A = np.zeros((n*m, n*m))
for row in range(n):
    for column in range(m):
        i = row*m + column # node number
        if column>0: # left neighbour
            A[i,i-1] += -1.0
            A[i,i] += 1.0
        if column<m-1: # right neighbour
            A[i,i+1] += -1.0
            A[i,i] += 1.0
        if row>0: # neighbour above
            A[i,i-m] += -1.0
            A[i,i] += 1.0
        if row<n-1: # neighbour below
            A[i,i+m] += -1.0
            A[i,i] += 1.0

# connecting node 0 to the battery: I = (V_0 - 0)/R
A[0,0] += 1.0 
# connecting last node nm-1 to the battery: I = (V_0 - V_battery)/R = V_0/R - V_battery/R
A[n*m-1,n*m-1] += 1.0
# the V_battery/R term is a constant that does not depend on the unknowns, so ends up in the rhs vector b
b = np.zeros(n*m)
b[n*m-1] = V_battery
print(A)

[[ 3. -1.  0. -1.  0.  0.  0.  0.  0.  0.  0.  0.]
 [-1.  3. -1.  0. -1.  0.  0.  0.  0.  0.  0.  0.]
 [ 0. -1.  2.  0.  0. -1.  0.  0.  0.  0.  0.  0.]
 [-1.  0.  0.  3. -1.  0. -1.  0.  0.  0.  0.  0.]
 [ 0. -1.  0. -1.  4. -1.  0. -1.  0.  0.  0.  0.]
 [ 0.  0. -1.  0. -1.  3.  0.  0. -1.  0.  0.  0.]
 [ 0.  0.  0. -1.  0.  0.  3. -1.  0. -1.  0.  0.]
 [ 0.  0.  0.  0. -1.  0. -1.  4. -1.  0. -1.  0.]
 [ 0.  0.  0.  0.  0. -1.  0. -1.  3.  0.  0. -1.]
 [ 0.  0.  0.  0.  0.  0. -1.  0.  0.  2. -1.  0.]
 [ 0.  0.  0.  0.  0.  0.  0. -1.  0. -1.  3. -1.]
 [ 0.  0.  0.  0.  0.  0.  0.  0. -1.  0. -1.  3.]]


## EXTRA.    How - to - Guide

Always check the solvability before actually trying to solve it!

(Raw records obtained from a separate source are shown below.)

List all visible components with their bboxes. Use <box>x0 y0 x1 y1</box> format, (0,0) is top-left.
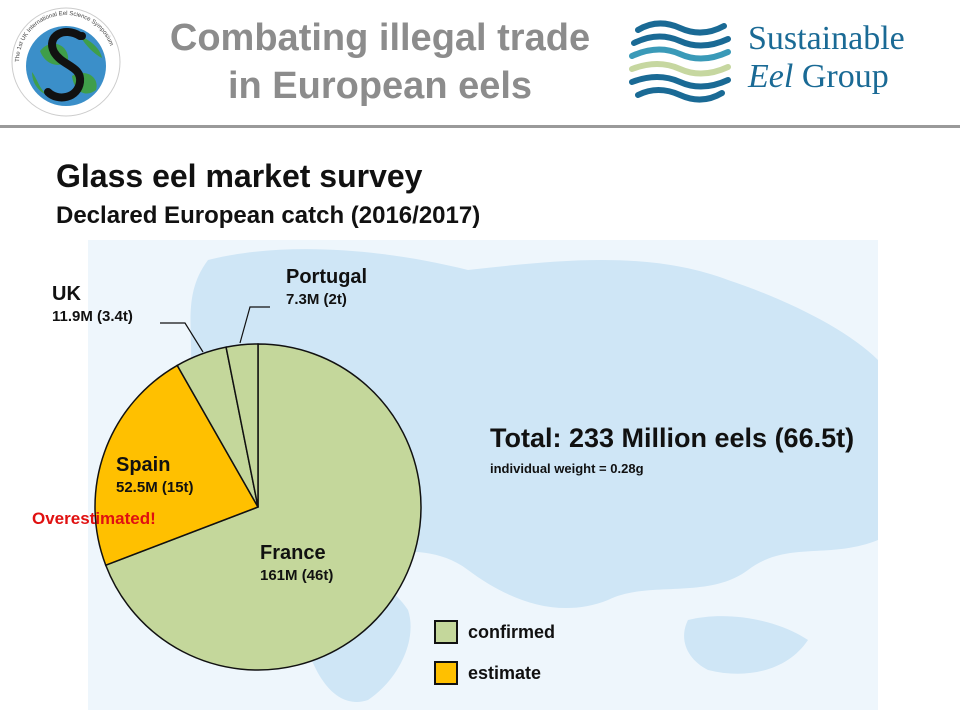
slice-value-spain: 52.5M (15t) <box>116 479 194 496</box>
slice-label-france: France 161M (46t) <box>260 542 333 584</box>
pie-slices <box>94 343 422 671</box>
slice-value-france: 161M (46t) <box>260 567 334 584</box>
individual-weight-note: individual weight = 0.28g <box>490 461 644 476</box>
slice-name-uk: UK <box>52 283 81 305</box>
globe-eel-s-icon <box>26 26 106 106</box>
slice-name-spain: Spain <box>116 454 171 476</box>
legend-item-estimate: estimate <box>434 661 541 685</box>
legend-label-estimate: estimate <box>468 662 542 683</box>
slice-name-portugal: Portugal <box>286 266 368 288</box>
legend-swatch-confirmed <box>434 620 458 644</box>
main-title-line1: Combating illegal trade <box>169 17 591 59</box>
legend-swatch-estimate <box>434 661 458 685</box>
portugal-leader-line <box>239 306 270 344</box>
uk-leader-line <box>160 322 204 353</box>
slide-title: Glass eel market survey <box>56 158 423 194</box>
org-name-line2: Eel Group <box>748 58 905 96</box>
symposium-logo: The 1st UK International Eel Science Sym… <box>11 7 121 117</box>
slide-header: The 1st UK International Eel Science Sym… <box>0 0 960 130</box>
slice-value-portugal: 7.3M (2t) <box>286 291 347 308</box>
total-text: Total: 233 Million eels (66.5t) <box>490 423 855 453</box>
waves-icon <box>629 12 731 112</box>
pie-slice-spain <box>94 364 260 567</box>
org-name-line1: Sustainable <box>748 20 905 57</box>
slice-label-spain: Spain 52.5M (15t) <box>116 454 194 496</box>
pie-slice-france <box>104 343 422 671</box>
org-name: Sustainable Eel Group <box>748 20 905 96</box>
slice-label-portugal: Portugal 7.3M (2t) <box>286 266 367 308</box>
pie-chart <box>94 306 422 671</box>
slide-subtitle: Declared European catch (2016/2017) <box>56 202 481 229</box>
org-name-eel: Eel <box>748 58 794 95</box>
slice-label-uk: UK 11.9M (3.4t) <box>52 283 133 325</box>
org-name-group: Group <box>793 58 889 95</box>
header-divider <box>0 125 960 128</box>
main-title: Combating illegal trade in European eels <box>140 14 620 110</box>
main-title-line2: in European eels <box>227 65 533 107</box>
legend-label-confirmed: confirmed <box>468 621 556 642</box>
slice-value-uk: 11.9M (3.4t) <box>52 308 133 325</box>
overestimated-annotation: Overestimated! <box>32 509 156 528</box>
slice-name-france: France <box>260 542 326 564</box>
pie-slice-portugal <box>225 343 259 508</box>
legend-item-confirmed: confirmed <box>434 620 555 644</box>
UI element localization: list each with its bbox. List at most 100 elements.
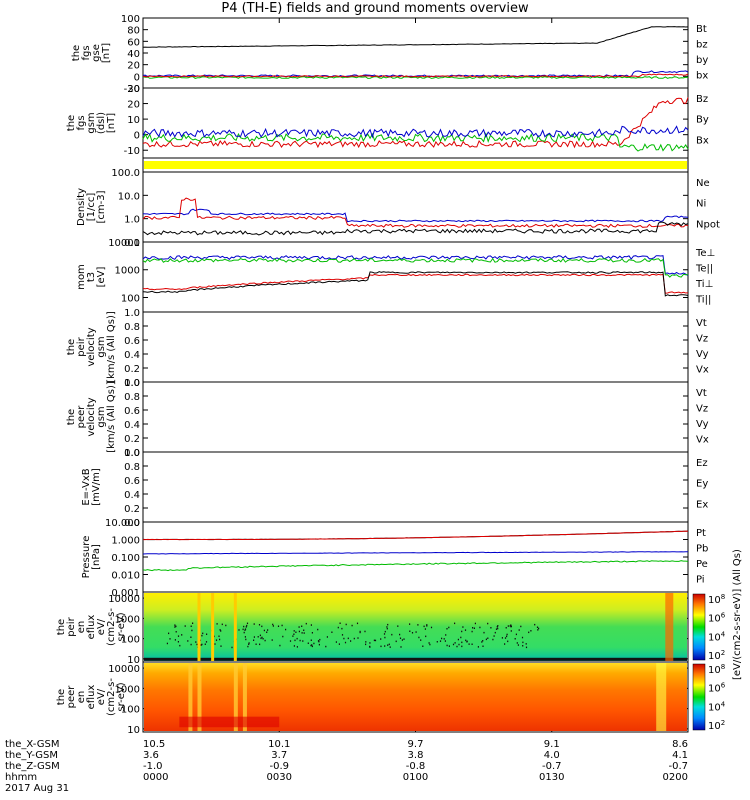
- spectrogram-pixel: [258, 624, 261, 626]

You could use determinant and Norms, or the Gaussian - Jordan to check!

For system of linear equations

- If the problem you are solving has very few unknowns and very few equations, i.e. 3 or less, maybe more for some of you who are more math savvy, then solve it by hand

- If the problem you are solving has few unknowns and few equations, use Gaussian Elimination, preferably through LU decomposition using Doolittle Algorithm and maybe implement partial pivoting for $0$ on the diagonal

- f the problem you are solving has lots of unknowns and lots of equation, and finding the exact solution would take ages, and well you don't have ages of time to solve the problem, then preferably Iterative Methods, such as the Jacobi Method or Gauss - Seidel Method. 

For numerical solutions to differential equations that are generally sparse - maybe use Conjugate Gradient Algorithm or some other algorithm that reduces the number of operations for sparse matrices, especially for very large sparse matrices.